Normally, we stay far away from anything marketed to DJ’s, but we’ve been experimenting with cheap LED fixtures as an inexpensive way to put more colors on stage. LED fixtures have a few advantages: they efficiently produce light without much heat, they don’t require a dimmer, and they can produce multiple colors without gel changes. They also have some disadvantages. Color mixing is produced by combining LED’s of different colors (RGB) at different intensities, so the color is only “mixed” at the surface it is illuminating. It can be difficult to produce white light that matches light from other fixtures. LED’s cannot be dimmed by lowering the voltage, like a conventional light. Instead the LED is strobed (pulsed) at a rate too fast for your eye to discern. Unfortunately, the Chauvet ColorPalette fixtures shown below use a pulse rate that is slow enough that it can be picked up on a video camera. When the fixtures illuminate a set piece like this one, which is in the background of many IMAG shots, the flicker is very distracting if the intensity is run at anything less than 100%
Practically speaking, when a Color Palette is visible on camera,we can only get seven full-intensity colors: red, blue, green, white, purple, blue-green, and yellow.
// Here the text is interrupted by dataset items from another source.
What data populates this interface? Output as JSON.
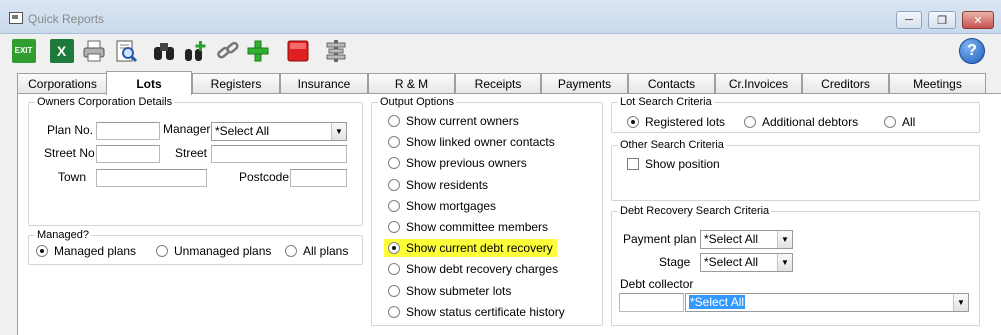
{
  "window": {
    "title": "Quick Reports"
  },
  "toolbar": {
    "exit_label": "EXIT",
    "excel_label": "X",
    "buttons": [
      "exit-icon",
      "excel-icon",
      "print-icon",
      "preview-icon",
      "binoculars-icon",
      "binoculars-add-icon",
      "link-icon",
      "add-icon",
      "stop-icon",
      "align-icon"
    ],
    "help_label": "?"
  },
  "tabs": [
    "Corporations",
    "Lots",
    "Registers",
    "Insurance",
    "R & M",
    "Receipts",
    "Payments",
    "Contacts",
    "Cr.Invoices",
    "Creditors",
    "Meetings"
  ],
  "owners": {
    "legend": "Owners Corporation Details",
    "plan_no_label": "Plan No.",
    "plan_no_value": "",
    "manager_label": "Manager",
    "manager_value": "*Select All",
    "street_no_label": "Street No",
    "street_label": "Street",
    "town_label": "Town",
    "postcode_label": "Postcode"
  },
  "managed": {
    "legend": "Managed?",
    "options": [
      "Managed plans",
      "Unmanaged plans",
      "All plans"
    ],
    "selected": 0
  },
  "output": {
    "legend": "Output Options",
    "options": [
      "Show current owners",
      "Show linked owner contacts",
      "Show previous owners",
      "Show residents",
      "Show mortgages",
      "Show committee members",
      "Show current debt recovery",
      "Show debt recovery charges",
      "Show submeter lots",
      "Show status certificate history"
    ],
    "selected": 6,
    "highlight_color": "#fdfd3a"
  },
  "lot_search": {
    "legend": "Lot Search Criteria",
    "options": [
      "Registered lots",
      "Additional debtors",
      "All"
    ],
    "selected": 0
  },
  "other_search": {
    "legend": "Other Search Criteria",
    "show_position_label": "Show position",
    "show_position_checked": false
  },
  "debt": {
    "legend": "Debt Recovery Search Criteria",
    "payment_plan_label": "Payment plan",
    "payment_plan_value": "*Select All",
    "stage_label": "Stage",
    "stage_value": "*Select All",
    "collector_label": "Debt collector",
    "collector_code": "",
    "collector_value": "*Select All"
  },
  "colors": {
    "selection": "#3399ff",
    "close_button": "#c75050"
  }
}
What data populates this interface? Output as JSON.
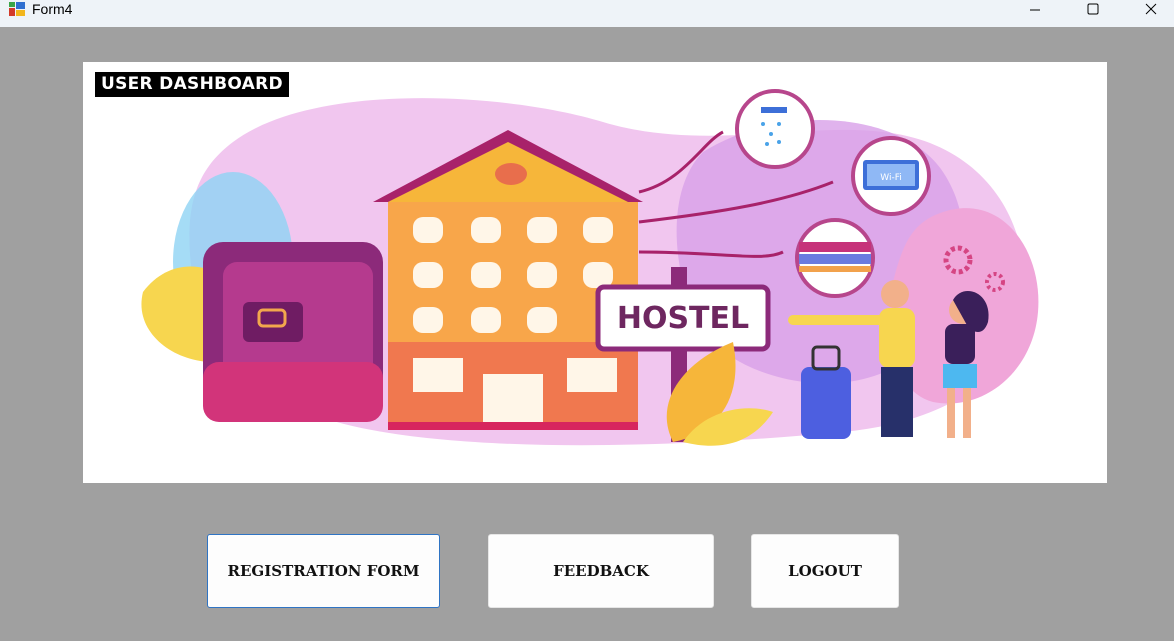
{
  "window": {
    "title": "Form4",
    "controls": [
      "minimize",
      "maximize",
      "close"
    ]
  },
  "banner": {
    "label": "USER DASHBOARD",
    "sign_text": "HOSTEL",
    "wifi_text": "Wi-Fi"
  },
  "buttons": {
    "registration": "REGISTRATION FORM",
    "feedback": "FEEDBACK",
    "logout": "LOGOUT"
  }
}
We’ve since moved them out into the auditorium where they are used to illuminate the walls. We did find one really cool application for these lights. We have a number of deep-purple, “blacklight” Color Palettes mounted backstage to enable people to move in the dark. They stay on all the time, draw very little power, and are totally invisible to the audience, even during a dead blackout.
This is a Chauvet COLORado 1, which is meant to replace a small par can. It’s mounted on a pipe above and behind the musicians and lights them from behind. This is the view you get from the front row in the audience. See the red, blue, and green LEDs? That’s producing white light, but you wouldn’t know it from this angle. That’s what happens when the colors don’t mix at the light. We don’t have the strobing problem on video with the COLORado’s, but I don’t know if that’s due to their positioning or their design.